Los investigadores se centraron en la microglía. Cuando administraron a los ratones un medicamento que hace que las células microgliales mueran, la neurogénesis volvió a la normalidad. Los ratones con mutaciones de presenilina se colocaron en un ambiente enriquecido y estaban bien; no mostraban ningún déficit de memoria o signos de ansiedad, y estaban creando la cantidad normal y esperada de nuevas neuronas.

«Es el resultado más sorprendente para mí», señala Sangram Sisodia, profesor de Neurociencias en la Universidad de Chicago. «Una vez que eliminas la microglia, todos estos déficits presentes en los ratones se restauran por completo. Eliminas un tipo de célula y todo vuelve a la normalidad».

¿Cómo? «Hemos usado un antagonista del receptor CSFR1 en la comida de los animales. Al incorporar dicha droga, conocida como PLX5622, conseguimos una reducción de la microglia en el 99%. En estos casos, cuando evaluamos la neurogénesis y la ansiedad en los modelos de estudiados, vimos que ambas condiciones patológicas se recuperaban, consiguiendo un estado similar al control», explica la experta española.

¿Significa eso que la microglía es una nueva diana farmacológica para esta enfermedad? Ortega-Martínez cree que la microglía se postula como una importante diana farmacológica. «Siendo más precisos –matiza-, la diana no es la microglia en sí, sino las células neurogénicas, que son cruciales para enfermedades como el alzhéimer y otras muchas neurodegenerativas (párkinson, etc.) y psiquiátricas (depresión, ansiedad, esquizofrenia, etc.)».
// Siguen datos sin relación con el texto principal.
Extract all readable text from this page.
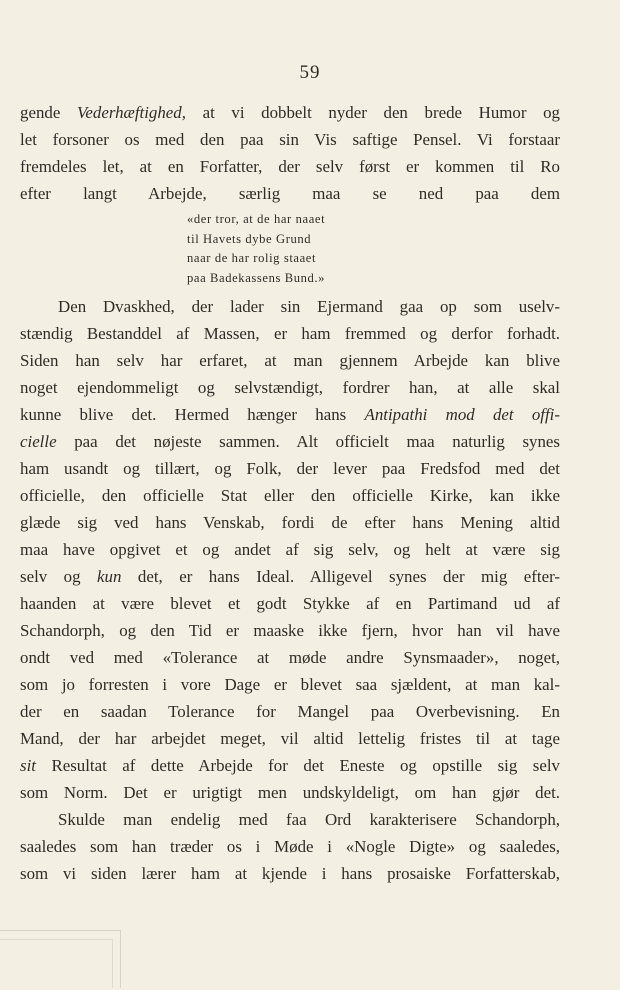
59
gende Vederhæftighed, at vi dobbelt nyder den brede Humor og
let forsoner os med den paa sin Vis saftige Pensel. Vi forstaar
fremdeles let, at en Forfatter, der selv først er kommen til Ro
efter langt Arbejde, særlig maa se ned paa dem
«der tror, at de har naaet
til Havets dybe Grund
naar de har rolig staaet
paa Badekassens Bund.»
Den Dvaskhed, der lader sin Ejermand gaa op som uselv-
stændig Bestanddel af Massen, er ham fremmed og derfor forhadt.
Siden han selv har erfaret, at man gjennem Arbejde kan blive
noget ejendommeligt og selvstændigt, fordrer han, at alle skal
kunne blive det. Hermed hænger hans Antipathi mod det offi-
cielle paa det nøjeste sammen. Alt officielt maa naturlig synes
ham usandt og tillært, og Folk, der lever paa Fredsfod med det
officielle, den officielle Stat eller den officielle Kirke, kan ikke
glæde sig ved hans Venskab, fordi de efter hans Mening altid
maa have opgivet et og andet af sig selv, og helt at være sig
selv og kun det, er hans Ideal. Alligevel synes der mig efter-
haanden at være blevet et godt Stykke af en Partimand ud af
Schandorph, og den Tid er maaske ikke fjern, hvor han vil have
ondt ved med «Tolerance at møde andre Synsmaader», noget,
som jo forresten i vore Dage er blevet saa sjældent, at man kal-
der en saadan Tolerance for Mangel paa Overbevisning. En
Mand, der har arbejdet meget, vil altid lettelig fristes til at tage
sit Resultat af dette Arbejde for det Eneste og opstille sig selv
som Norm. Det er urigtigt men undskyldeligt, om han gjør det.
Skulde man endelig med faa Ord karakterisere Schandorph,
saaledes som han træder os i Møde i «Nogle Digte» og saaledes,
som vi siden lærer ham at kjende i hans prosaiske Forfatterskab,
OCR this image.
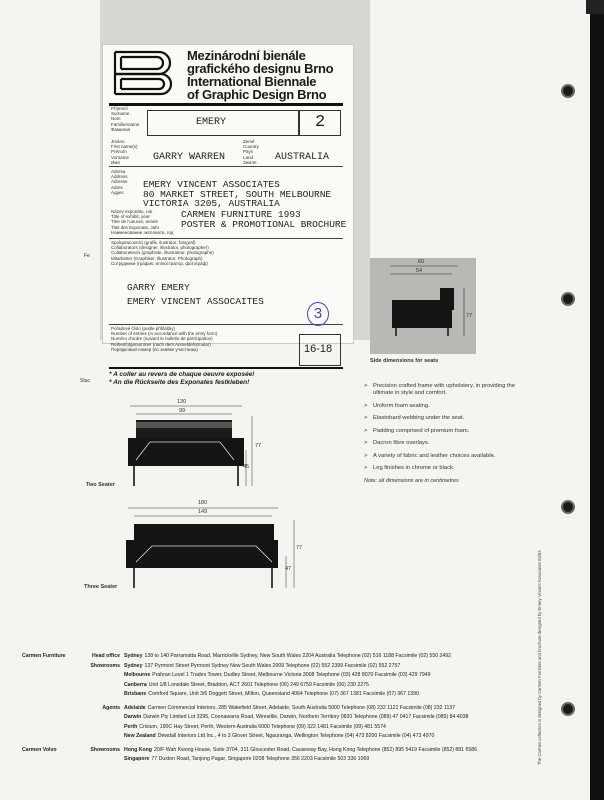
Fe
Stac
60
54
77
Side dimensions for seats
130
99
77
45
Two Seater
180
149
77
47
Three Seater
> Precision crafted frame with upholstery, in providing the ultimate in style and comfort.
> Uniform foam seating.
> Elastobard webbing under the seat.
> Padding comprised of premium foam.
> Dacron fibre overlays.
> A variety of fabric and leather choices available.
> Leg finishes in chrome or black.
Note: all dimensions are in centimetres
Mezinárodní bienále
grafického designu Brno
International Biennale
of Graphic Design Brno
Příjmení
Surname
Nom
Familienname
Фамилия
EMERY	2
Jméno
First name(s)
Prénom
Vorname
Имя	GARRY WARREN
Země
Country
Pays
Land
Земля AUSTRALIA
Adresa
Address
Adresse
Adres
Адрес
EMERY VINCENT ASSOCIATES
80 MARKET STREET, SOUTH MELBOURNE
VICTORIA 3205, AUSTRALIA
Název exponátu, rok
Title of exhibit, year
Titre de l'oeuvre, année
Titel des Exponats, Jahr
Наименование экспоната, год
CARMEN FURNITURE 1993
POSTER & PROMOTIONAL BROCHURE
Spolupracovníci (grafik, ilustrátor, fotograf)
Collaborators (designer, illustrator, photographer)
Collaborateurs (graphiste, illustrateur, photographe)
Mitarbeiter (Graphiker, Illustrator, Photograph)
Сотрудники (график, иллюстратор, фотограф)
GARRY EMERY
EMERY VINCENT ASSOCAITES
Pořadové číslo (podle přihlášky)
Number of entries (in accordance with the entry form)
Numéro d'ordre (suivant le bulletin de participation)
Reihenfolgenummer (nach dem Anmeldeformular)
Порядковый номер (по заявке участника)	16-18
* A coller au revers de chaque oeuvre exposée!
* An die Rückseite des Exponates festkleben!
3
Carmen Furniture	Head office Sydney 138 to 140 Parramatta Road, Marrickville Sydney, New South Wales 2204 Australia Telephone (02) 516 1188 Facsimile (02) 550 2492
Showrooms Sydney 137 Pyrmont Street Pyrmont Sydney New South Wales 2009 Telephone (02) 552 2399 Facsimile (02) 552 2757
Melbourne Prahran Level 1 Trades Tower, Dudley Street, Melbourne Victoria 3008 Telephone (03) 428 8070 Facsimile (03) 429 7949
Canberra Unit 1/8 Lonsdale Street, Braddon, ACT 2601 Telephone (06) 249 6759 Facsimile (06) 230 2275
Brisbane Cornford Square, Unit 3/6 Doggett Street, Milton, Queensland 4064 Telephone (07) 367 1381 Facsimile (07) 367 1390
Agents Adelaide Carmen Commercial Interiors, 285 Wakefield Street, Adelaide, South Australia 5000 Telephone (08) 232 1121 Facsimile (08) 232 1137
Darwin Darwin Pty Limited Lot 3295, Coonawarra Road, Winnellie, Darwin, Northern Territory 0820 Telephone (089) 47 0417 Facsimile (089) 84 4038
Perth Crisium, 190C Hay Street, Perth, Western Australia 6000 Telephone (09) 322 1481 Facsimile (09) 481 5574
New Zealand Dewdall Interiors Ltd Inc., 4 to 3 Glover Street, Ngauranga, Wellington Telephone (04) 473 8200 Facsimile (04) 473 4970
Carmen Volvo	Showrooms Hong Kong 20/F Wah Kwong House, Suite 3704, 311 Gloucester Road, Causeway Bay, Hong Kong Telephone (852) 895 5419 Facsimile (852) 881 6586
Singapore 77 Duxton Road, Tanjong Pagar, Singapore 0208 Telephone 356 2203 Facsimile 503 336 1069	The Carmen collection is designed by Carmen Furniture and brochure designed by Emery Vincent Associates 03/93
En este sentido, comenta, la investigación pretende ver qué factores podemos modificar para conseguir que la neurogenesis hipocampal adulta no se vea disminuida en este conjunto de enfermedades. «Se sabe que una disminución en la neurogénesis está relacionada con problemas cognitivos (falta de memoria, aprendizaje, etc.), pero también con problemas emocionales. A largo plazo –apunta-, el poder controlar la neurogénesis podría suponer el poder controlar estas enfermedades».

Así, adelanta, la cuestión es saber específicamente si es la microglia la que afecta directamente a la neurogénesis adulta o si son alguno de los factores que la microglia secreta en el nicho donde las células neurogenicas se encuentran. «Esta es la principal pregunta a abordar ahora mismo dentro de este proyecto».

Nuestro grupo combina ambas aproximaciones a la enfermedad. El salto a los estudios translacionales en humanos radica fundamentalmente en el éxito constatado en estudios de investigación básica

La investigadora señala que hay muchos grupos trabajando en alzhéimer y neurogénesis y otros en microglia y neurogénesis. «Nuestro grupo combina ambas aproximaciones a la enfermedad. El salto a los estudios translacionales en humanos radica fundamentalmente en el éxito constatado en estudios de investigación básica».

Pero de momento, concluye, «solo podemos afirmar que la eliminación de microglía en modelos de alzhéimer familiar, estudiando dos mutaciones clave de este tipo de alzhéimer, ha revertido los efectos negativos tanto en neurogenesis como en ansiedad. Ahora toca trabajar en ampliar estos estudios a otros modelos de alzhéimer, e incluso a otras enfermedades del sistema nervioso, para potencialmente en un futuro, llegar a humanos».

Pero recuerda que el principal problema de esta enfermedad es que es multicasual, de ahí que las investigaciones deban poner limitaciones para su abordaje. «Como metáfora se podría decir que hay infinidad de grupos de investigación trabajando en Alzheimer a nivel mundial, y cada uno se centra en algún aspecto concreto de la enfermedad para poder desenmarañar el puzle o mosaico global de la enfermedad».